Many people I know on the Autism spectrum have taken the next step. They have at least started looking beyond themselves to try to figure out other people.

I’ve known several kids who would systematically do something they knew they weren’t supposed to, and then they would sit back and watch to see how I’d react. It was like a big science experiment…If I do this, then she’ll do that. They were going to their emotional toolbox to figure out what tool I was using in response to them. Empathy was still a foreign concept for the most part, but curiosity was there. They watch intently to see how people react, and they often try to imitate it.

  In one class I had two students who would watch my every move to see how I reacted to different situations. They seemed to be apathetic or only mildly curious at best, but after months of watching, the moment came when something familiar happened that I needed to react to, and they both jumped up to react “for me”. They even got my accent, intonation, and body language right! They had seen my response enough times that they could mimic it. Encouraging this at the right time can lead to the third step.

By far, most of the people I know with Autism have taken the third step.
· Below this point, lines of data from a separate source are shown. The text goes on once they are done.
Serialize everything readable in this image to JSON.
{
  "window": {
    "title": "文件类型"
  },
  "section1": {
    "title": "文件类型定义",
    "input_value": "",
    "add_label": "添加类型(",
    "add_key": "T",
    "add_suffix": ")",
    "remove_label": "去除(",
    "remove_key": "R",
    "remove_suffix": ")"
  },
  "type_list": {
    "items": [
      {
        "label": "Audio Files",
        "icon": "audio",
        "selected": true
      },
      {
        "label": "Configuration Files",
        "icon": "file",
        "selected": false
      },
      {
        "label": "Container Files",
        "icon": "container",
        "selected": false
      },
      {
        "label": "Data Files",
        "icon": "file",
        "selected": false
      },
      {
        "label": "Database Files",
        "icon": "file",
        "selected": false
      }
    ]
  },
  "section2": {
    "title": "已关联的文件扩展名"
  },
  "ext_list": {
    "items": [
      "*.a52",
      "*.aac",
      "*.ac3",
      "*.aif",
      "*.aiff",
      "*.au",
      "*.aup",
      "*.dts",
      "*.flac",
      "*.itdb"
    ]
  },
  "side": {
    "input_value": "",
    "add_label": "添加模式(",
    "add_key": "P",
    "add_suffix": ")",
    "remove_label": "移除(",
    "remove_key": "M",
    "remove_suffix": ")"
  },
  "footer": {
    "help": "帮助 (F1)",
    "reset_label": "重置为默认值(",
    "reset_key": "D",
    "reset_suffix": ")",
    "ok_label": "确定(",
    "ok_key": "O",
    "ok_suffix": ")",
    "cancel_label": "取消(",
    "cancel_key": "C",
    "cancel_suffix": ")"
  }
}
Instead of just observing and mimicking, they try to relate to other people. That doesn’t mean they do it well or succeed every time. I know neurotypical people who still struggle with this one at times.  I often struggle with this one. This is where the communication and processing problems begin and the toolbox comes out. There are two main questions we have to ask in order to use our tools.

First, what is the other person feeling? Before we can react, we have to understand what the other person in the conversation is feeling. This is difficult for people on the Autism spectrum. Some can use facial expressions and be overly animated, but when it comes to recognizing the facial expressions of others, that’s different altogether. Usually, when my son comes home and tells me about something that happened at school, he can repeat the facts of what was said and done. He can even tell me how he feels about it, but he has no clue how the other people said what they did or what their faces looked like at the time.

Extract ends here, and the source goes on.